One of Karp's 21 NP-complete problems; foundational in combinatorial optimization, cryptography, and resource allocation. Has direct reductions to ILP and QUBO.

Definition

Name: Knapsack
Reference: Karp, 1972; Kellerer, Pferschy & Pisinger, Knapsack Problems, 2004

Given $n$ items, each with weight $w_i$ and value $v_i$, and a capacity $C$, find a subset $S \subseteq {0, \ldots, n-1}$ such that $\sum_{i \in S} w_i \leq C$, maximizing $\sum_{i \in S} v_i$.

Variables

  • Count: $n$ (one variable per item)
  • Per-variable domain: binary ${0, 1}$
  • Meaning: $x_i = 1$ if item $i \in S$ (selected)

Schema (data type)

Type name: Knapsack
Variants: 0-1 (binary), bounded, unbounded

Field Type Description
weights Vec<i64> Item weights $w_0, \ldots, w_{n-1}$
values Vec<i64> Item values $v_0, \ldots, v_{n-1}$
capacity i64 Knapsack capacity $C$

Problem Size

Metric Expression Description
num_items $n$ Number of items

Complexity

  • Decision complexity: NP-complete (Karp, 1972)
  • Best known exact algorithm: $O(nC)$ pseudo-polynomial dynamic programming; $O(2^{n/2})$ via meet-in-the-middle
  • Approximation: FPTAS exists — $(1-\varepsilon)$-approximation in $O(n^2 / \varepsilon)$ time
  • References: Karp 1972; Ibarra & Kim 1975 (FPTAS)

Extra Remark

Knapsack is weakly NP-hard (admits pseudo-polynomial algorithms), unlike strongly NP-hard problems such as TSP. It is a special case of ILP with a single constraint. The subset-sum problem is the special case where $v_i = w_i$. Knapsack-based cryptosystems (Merkle-Hellman) were historically important in public-key cryptography.

How to solve

  • It can be solved by (existing) bruteforce.
  • It can be solved by reducing to integer programming, through a new Knapsack → ILP rule issue (to be filed).
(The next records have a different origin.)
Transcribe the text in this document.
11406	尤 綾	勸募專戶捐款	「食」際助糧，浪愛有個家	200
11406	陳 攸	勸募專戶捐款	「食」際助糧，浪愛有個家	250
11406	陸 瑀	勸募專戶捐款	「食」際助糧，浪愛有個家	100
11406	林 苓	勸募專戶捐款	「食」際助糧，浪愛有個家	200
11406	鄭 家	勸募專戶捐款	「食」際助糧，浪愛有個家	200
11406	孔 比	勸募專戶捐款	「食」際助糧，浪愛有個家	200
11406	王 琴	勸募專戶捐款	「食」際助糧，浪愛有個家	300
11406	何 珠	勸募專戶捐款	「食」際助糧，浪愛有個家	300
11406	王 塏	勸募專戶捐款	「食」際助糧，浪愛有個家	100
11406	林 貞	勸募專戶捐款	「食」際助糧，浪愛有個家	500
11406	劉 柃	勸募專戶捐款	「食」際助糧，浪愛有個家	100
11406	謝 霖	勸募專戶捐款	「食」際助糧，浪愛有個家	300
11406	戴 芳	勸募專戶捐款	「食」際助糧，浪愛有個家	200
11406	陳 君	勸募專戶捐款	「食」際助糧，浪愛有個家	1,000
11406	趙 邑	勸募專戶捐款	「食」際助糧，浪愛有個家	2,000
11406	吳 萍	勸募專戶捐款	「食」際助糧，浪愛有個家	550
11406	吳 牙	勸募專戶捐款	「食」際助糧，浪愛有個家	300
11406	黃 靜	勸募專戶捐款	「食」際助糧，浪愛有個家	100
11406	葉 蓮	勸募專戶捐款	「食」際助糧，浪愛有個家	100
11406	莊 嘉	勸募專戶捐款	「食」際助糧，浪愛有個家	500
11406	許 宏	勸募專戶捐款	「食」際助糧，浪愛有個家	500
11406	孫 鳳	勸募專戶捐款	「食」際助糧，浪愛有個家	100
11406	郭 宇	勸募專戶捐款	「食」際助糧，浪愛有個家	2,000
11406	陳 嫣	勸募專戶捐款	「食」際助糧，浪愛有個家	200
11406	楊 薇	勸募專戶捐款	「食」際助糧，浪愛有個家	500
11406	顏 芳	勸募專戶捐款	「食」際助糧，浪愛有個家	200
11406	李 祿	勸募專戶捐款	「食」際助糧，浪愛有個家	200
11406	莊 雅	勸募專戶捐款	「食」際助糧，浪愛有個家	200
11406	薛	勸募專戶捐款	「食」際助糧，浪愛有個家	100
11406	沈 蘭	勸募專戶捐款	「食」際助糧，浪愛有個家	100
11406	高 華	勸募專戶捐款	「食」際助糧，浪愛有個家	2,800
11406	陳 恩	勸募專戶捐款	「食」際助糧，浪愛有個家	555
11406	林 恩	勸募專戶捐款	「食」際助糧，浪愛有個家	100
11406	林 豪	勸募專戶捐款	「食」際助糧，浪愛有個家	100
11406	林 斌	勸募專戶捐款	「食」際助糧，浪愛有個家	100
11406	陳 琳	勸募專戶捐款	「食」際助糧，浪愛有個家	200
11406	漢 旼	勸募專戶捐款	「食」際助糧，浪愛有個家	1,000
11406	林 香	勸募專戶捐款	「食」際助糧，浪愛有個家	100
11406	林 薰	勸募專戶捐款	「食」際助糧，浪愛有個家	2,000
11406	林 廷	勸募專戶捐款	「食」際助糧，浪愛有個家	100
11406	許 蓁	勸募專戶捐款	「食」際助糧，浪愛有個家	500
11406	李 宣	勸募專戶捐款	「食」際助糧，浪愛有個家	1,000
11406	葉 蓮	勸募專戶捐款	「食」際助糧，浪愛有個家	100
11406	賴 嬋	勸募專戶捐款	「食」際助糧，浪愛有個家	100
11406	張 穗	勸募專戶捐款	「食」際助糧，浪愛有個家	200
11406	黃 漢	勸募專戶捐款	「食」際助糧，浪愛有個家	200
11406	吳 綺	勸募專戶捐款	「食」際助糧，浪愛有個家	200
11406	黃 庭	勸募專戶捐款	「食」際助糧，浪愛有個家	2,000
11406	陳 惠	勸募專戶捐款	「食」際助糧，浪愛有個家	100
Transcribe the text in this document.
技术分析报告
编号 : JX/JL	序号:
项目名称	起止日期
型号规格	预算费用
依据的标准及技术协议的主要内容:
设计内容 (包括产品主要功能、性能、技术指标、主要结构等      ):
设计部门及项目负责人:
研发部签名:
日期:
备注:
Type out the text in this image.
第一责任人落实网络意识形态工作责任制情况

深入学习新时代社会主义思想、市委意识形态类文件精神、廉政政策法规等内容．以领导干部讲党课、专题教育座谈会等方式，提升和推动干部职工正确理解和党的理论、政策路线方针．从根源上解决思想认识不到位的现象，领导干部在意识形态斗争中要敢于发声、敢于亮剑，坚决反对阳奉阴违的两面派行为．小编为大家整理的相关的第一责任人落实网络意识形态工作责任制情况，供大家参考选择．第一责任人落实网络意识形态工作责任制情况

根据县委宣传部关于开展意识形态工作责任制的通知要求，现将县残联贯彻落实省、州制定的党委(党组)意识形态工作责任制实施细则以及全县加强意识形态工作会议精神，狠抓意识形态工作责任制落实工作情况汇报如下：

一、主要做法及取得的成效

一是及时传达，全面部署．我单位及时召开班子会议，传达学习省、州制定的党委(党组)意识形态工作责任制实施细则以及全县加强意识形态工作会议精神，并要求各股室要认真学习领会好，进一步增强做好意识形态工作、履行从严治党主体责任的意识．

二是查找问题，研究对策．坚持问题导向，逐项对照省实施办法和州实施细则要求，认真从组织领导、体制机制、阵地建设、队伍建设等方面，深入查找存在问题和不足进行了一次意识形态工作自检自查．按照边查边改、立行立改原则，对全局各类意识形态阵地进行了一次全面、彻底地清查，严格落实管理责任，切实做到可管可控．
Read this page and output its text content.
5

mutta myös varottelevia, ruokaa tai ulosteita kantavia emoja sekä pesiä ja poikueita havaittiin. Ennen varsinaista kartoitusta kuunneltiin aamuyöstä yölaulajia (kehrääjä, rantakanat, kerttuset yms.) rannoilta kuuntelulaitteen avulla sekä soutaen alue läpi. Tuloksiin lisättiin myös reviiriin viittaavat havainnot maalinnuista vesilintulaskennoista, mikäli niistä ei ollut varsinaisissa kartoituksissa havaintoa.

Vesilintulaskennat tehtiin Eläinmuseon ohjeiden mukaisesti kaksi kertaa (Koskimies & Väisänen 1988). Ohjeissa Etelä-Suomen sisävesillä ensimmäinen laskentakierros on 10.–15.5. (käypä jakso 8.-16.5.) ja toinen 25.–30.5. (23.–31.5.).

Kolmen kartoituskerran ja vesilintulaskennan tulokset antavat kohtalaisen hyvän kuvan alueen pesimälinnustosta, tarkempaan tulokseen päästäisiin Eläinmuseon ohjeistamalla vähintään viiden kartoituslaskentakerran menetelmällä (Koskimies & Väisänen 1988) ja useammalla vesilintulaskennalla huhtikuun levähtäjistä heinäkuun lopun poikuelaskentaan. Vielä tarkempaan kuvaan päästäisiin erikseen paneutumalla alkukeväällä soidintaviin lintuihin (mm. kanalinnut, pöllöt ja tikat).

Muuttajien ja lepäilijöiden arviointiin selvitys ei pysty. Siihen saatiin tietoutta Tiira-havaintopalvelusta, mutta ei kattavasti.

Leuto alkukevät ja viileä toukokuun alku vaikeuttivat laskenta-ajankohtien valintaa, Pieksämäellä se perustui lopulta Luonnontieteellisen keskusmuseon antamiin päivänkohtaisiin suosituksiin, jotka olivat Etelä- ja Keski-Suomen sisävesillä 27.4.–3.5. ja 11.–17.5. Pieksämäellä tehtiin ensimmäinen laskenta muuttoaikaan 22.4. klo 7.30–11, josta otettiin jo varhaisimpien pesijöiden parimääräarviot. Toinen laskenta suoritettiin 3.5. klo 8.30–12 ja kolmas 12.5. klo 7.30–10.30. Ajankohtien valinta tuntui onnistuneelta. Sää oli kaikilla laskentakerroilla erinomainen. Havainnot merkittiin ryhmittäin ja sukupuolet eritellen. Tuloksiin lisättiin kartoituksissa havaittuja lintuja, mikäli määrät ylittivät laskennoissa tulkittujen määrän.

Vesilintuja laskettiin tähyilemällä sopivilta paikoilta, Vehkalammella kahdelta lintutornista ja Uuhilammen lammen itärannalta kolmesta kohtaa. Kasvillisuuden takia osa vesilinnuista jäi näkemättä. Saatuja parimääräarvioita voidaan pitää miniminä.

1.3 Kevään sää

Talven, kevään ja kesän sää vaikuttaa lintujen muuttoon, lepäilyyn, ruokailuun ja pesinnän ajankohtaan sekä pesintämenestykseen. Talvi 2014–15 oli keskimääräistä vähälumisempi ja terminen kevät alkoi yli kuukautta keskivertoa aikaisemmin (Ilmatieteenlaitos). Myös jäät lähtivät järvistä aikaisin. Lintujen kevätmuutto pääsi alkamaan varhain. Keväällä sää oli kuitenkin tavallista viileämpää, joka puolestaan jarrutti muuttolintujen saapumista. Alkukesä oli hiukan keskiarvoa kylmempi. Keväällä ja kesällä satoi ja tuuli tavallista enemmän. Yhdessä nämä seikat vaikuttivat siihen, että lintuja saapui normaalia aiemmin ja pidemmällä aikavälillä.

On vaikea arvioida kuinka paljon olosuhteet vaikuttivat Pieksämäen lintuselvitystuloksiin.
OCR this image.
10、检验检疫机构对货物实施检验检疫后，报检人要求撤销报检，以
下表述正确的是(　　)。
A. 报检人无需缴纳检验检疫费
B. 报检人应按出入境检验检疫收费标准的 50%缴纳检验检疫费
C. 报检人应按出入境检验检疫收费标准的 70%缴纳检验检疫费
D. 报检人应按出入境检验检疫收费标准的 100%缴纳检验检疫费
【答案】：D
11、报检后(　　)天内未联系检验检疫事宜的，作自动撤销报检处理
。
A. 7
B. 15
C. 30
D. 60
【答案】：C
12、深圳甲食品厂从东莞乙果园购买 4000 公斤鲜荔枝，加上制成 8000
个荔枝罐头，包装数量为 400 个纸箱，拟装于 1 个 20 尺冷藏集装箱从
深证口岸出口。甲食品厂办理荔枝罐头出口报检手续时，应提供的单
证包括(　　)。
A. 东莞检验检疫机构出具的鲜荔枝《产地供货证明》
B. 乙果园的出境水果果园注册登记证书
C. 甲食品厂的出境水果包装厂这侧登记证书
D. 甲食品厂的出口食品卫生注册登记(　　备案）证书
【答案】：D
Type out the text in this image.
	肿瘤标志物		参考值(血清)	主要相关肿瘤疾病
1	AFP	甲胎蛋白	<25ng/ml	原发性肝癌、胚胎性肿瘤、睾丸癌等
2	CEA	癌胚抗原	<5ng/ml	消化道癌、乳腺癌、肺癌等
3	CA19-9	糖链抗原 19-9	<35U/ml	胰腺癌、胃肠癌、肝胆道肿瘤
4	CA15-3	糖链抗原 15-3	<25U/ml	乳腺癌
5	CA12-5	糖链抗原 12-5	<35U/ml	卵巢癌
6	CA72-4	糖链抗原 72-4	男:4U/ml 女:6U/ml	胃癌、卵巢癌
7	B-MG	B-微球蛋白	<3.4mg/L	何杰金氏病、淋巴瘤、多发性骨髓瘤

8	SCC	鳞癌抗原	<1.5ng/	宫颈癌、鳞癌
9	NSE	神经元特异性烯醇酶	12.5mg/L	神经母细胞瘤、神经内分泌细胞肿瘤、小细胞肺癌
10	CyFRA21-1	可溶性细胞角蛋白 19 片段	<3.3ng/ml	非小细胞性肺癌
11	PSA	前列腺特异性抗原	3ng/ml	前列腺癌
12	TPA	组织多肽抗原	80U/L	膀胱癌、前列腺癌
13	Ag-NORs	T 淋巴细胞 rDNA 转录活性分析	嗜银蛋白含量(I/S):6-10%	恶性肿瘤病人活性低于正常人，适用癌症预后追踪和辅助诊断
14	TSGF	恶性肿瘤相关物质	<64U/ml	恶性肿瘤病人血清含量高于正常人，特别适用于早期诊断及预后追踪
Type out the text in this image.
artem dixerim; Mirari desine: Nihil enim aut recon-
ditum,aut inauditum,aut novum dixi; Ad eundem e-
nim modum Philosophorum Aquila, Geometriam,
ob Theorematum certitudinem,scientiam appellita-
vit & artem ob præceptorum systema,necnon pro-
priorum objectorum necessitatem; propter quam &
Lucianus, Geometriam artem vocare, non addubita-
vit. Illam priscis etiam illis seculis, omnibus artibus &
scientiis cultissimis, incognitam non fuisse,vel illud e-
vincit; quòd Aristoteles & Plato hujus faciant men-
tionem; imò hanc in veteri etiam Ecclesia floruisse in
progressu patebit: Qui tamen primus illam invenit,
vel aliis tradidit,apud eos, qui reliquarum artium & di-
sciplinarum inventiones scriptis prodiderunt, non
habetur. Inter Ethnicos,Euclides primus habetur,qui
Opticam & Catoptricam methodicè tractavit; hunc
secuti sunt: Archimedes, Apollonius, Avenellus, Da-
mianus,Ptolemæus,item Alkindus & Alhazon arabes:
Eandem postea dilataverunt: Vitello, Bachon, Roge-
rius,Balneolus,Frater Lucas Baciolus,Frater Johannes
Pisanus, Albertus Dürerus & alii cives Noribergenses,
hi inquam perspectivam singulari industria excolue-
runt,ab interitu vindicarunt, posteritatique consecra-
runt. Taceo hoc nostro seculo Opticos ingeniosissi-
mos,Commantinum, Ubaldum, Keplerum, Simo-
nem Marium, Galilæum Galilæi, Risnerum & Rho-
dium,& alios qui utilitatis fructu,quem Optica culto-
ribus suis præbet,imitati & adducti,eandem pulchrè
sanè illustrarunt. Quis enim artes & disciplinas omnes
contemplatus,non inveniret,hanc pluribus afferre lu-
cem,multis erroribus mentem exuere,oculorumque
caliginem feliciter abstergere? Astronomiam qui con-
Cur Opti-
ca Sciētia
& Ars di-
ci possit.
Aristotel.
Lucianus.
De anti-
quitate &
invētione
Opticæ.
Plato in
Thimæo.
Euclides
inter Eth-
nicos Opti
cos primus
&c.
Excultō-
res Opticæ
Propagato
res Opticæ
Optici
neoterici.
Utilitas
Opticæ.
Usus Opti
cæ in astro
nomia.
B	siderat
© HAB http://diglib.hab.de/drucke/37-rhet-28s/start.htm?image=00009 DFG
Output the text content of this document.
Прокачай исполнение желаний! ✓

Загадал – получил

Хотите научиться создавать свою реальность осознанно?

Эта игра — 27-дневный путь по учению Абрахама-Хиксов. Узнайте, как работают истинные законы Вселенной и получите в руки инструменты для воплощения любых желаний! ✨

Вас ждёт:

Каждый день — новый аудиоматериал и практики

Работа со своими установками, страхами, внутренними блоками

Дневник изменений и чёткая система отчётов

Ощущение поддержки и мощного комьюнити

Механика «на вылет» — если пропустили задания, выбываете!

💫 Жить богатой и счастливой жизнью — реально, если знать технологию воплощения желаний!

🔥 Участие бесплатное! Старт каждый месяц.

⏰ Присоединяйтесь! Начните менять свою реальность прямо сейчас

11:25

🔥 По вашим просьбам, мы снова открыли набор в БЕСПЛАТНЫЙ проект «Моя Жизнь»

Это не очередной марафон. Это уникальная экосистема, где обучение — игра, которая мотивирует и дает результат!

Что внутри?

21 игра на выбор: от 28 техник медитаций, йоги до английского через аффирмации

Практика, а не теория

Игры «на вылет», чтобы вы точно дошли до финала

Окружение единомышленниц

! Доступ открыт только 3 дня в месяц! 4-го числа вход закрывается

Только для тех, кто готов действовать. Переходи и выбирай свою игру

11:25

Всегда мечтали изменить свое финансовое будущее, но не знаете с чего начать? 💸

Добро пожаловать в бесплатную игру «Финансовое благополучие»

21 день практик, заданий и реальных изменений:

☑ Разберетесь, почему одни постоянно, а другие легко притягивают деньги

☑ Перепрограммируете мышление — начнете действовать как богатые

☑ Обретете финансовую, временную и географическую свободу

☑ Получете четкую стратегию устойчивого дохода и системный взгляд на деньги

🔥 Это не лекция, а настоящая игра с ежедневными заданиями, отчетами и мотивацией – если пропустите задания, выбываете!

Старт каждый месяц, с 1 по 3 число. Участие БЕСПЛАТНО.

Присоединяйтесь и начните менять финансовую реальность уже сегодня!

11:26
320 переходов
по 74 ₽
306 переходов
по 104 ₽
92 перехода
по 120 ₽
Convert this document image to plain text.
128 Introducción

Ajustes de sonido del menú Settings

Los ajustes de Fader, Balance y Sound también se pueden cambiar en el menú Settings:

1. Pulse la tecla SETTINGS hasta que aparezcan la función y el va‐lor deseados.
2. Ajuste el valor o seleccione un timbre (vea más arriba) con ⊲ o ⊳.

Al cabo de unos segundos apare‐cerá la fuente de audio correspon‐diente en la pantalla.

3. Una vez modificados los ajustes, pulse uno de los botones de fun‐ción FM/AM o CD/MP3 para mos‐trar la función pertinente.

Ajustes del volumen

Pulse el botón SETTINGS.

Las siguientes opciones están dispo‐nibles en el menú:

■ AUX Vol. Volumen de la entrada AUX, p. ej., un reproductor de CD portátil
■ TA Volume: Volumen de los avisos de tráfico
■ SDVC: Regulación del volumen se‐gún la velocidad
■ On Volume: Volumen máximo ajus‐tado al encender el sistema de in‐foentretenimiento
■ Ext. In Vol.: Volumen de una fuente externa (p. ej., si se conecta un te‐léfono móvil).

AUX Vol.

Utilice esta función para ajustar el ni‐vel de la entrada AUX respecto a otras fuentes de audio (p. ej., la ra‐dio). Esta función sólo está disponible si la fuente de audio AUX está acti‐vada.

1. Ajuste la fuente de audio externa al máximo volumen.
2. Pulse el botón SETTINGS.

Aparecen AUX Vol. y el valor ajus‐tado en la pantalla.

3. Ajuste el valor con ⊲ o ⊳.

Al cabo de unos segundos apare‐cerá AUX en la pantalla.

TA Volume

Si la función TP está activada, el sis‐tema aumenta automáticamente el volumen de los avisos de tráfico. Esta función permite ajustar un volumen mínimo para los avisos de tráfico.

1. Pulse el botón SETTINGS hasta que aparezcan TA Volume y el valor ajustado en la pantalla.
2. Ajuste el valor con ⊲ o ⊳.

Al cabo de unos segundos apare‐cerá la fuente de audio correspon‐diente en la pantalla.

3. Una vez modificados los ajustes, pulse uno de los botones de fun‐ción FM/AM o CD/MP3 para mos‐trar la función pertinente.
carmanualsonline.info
Bruteforce: enumerate all $2^n$ subsets, check capacity constraint, return maximum value.

Example Instance

$n = 4$ items, capacity $C = 7$:

Item Weight Value Value/Weight
0 2 3 1.50
1 3 4 1.33
2 4 5 1.25
3 5 7 1.40

Feasible subsets:

Subset Weight Value
${0, 3}$ 7 10
${1, 2}$ 7 9
${0, 2}$ 6 8
${0, 1}$ 5 7
${3}$ 5 7

Optimal: $S = {0, 3}$, $x = (1,0,0,1)$, weight $= 7$, value $= 10$.

Note: greedy by value/weight ratio picks item 0 (1.50) then item 3 (1.40), which happens to be optimal here, but greedy is not optimal in general.